Figure 1. Neuroblast division modes and mechanisms of temporal patterning in Drosophila.

(A–C) The three main division modes used during Drosophila neurogenesis. Type I is the result of self-renewing asymmetric divisions that produce a neuroblast (NB) and an intermediate precursor called a ganglion mother cell (GMC), which divides only once to produce two cells. Type II is a self-renewing division that produces a NB and intermediate neural progenitor (INP), which then asymmetrically divides multiple times to give rise to GMCs that only divide once. Finally, type 0 is the result of self-renewing asymmetric divisions that produce a neuroblast (NB) and a single neuron.

(D) Neuroblasts delaminate from the embryonic, single-layered epithelium. Neuroblasts then divide asymmetrically (type I mode depicted here) throughout development. After each new GMC divides, earlier born neurons are displaced deeper into the embryo, resulting in a laminar organization with the earliest born neurons (green layer) occupying the deepest layer and the youngest neurons (blue layer) positioned closest to the surface.

(E) The larval brain is located in the anterior of the animal and will grow throughout development as new neurons are added from NBs. At this stage, the brain can be split into three main sections, the optic lobe, the central brain, and the ventral nerve cord (VNC), each containing populations of NBs. Depicted here, optic lobe NBs from the outer proliferation center (OPC), which will give rise to medulla neurons, central brain type II NBs, which give rise to a diverse set of central brain neurons, and mushroom body NBs, which produce the intrinsic neurons of the mushroom body.

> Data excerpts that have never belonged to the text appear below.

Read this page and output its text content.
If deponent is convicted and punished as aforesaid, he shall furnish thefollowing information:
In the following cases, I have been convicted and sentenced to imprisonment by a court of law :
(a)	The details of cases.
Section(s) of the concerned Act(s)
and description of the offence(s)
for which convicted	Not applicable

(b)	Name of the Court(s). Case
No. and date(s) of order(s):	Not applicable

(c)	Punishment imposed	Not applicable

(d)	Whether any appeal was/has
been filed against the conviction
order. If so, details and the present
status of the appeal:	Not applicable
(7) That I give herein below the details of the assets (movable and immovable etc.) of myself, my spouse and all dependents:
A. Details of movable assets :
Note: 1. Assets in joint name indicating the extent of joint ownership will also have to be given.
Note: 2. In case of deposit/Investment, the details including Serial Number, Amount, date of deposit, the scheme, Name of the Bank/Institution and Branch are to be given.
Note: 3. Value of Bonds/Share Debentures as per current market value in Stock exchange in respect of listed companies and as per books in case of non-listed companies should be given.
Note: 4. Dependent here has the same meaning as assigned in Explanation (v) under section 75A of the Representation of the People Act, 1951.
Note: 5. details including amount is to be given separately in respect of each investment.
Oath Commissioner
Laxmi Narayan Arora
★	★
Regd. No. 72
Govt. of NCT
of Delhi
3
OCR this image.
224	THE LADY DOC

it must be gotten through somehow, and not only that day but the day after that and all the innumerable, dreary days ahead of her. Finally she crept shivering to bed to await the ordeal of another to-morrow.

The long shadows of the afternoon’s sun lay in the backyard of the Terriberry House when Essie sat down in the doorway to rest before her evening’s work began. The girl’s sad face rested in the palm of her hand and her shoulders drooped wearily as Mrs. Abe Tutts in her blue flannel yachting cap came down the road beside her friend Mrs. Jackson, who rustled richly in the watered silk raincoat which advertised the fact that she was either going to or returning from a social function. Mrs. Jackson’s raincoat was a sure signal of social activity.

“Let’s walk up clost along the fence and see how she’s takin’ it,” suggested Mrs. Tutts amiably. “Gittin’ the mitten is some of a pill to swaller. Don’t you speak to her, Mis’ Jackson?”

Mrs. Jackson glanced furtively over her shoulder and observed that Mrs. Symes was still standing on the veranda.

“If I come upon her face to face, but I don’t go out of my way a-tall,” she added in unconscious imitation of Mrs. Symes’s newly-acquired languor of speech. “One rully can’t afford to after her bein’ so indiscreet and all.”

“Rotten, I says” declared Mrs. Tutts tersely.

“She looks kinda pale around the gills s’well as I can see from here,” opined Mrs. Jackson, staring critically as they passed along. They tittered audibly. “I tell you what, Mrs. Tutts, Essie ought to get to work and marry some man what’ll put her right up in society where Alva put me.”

(F) Embryonic and larval OPC NBs transition through three independent temporal series to dictate temporal fate. The result of this type of patterning is the ordered birth of different neuron types from single progenitors. In the embryonic VNC, most NBs transition through Hb → Kr → Pdm → Cas → Grh. In the optic lobe, NBs transition through either Hth → Klu → Ey → Slp → D → Tll or Dll → Ey → Slp → D. Temporal transcription factors do not specify a single cell fate but rather define early to late temporal identities in multiple lineages. Importantly, these factors can regulate each other, offering a model for progression through the temporal series.

(G) In the type II NBs of the central brain, an additional layer of temporal patterning is added in INPs. Neuroblasts transition through D+Cas → Svp → unknown factor, while INPs progress through D → Grh → Ey. Combinatorial temporal pattering allows for each temporal transcription factor in the NB to give rise to multiple neuron types without extending the NB lineage.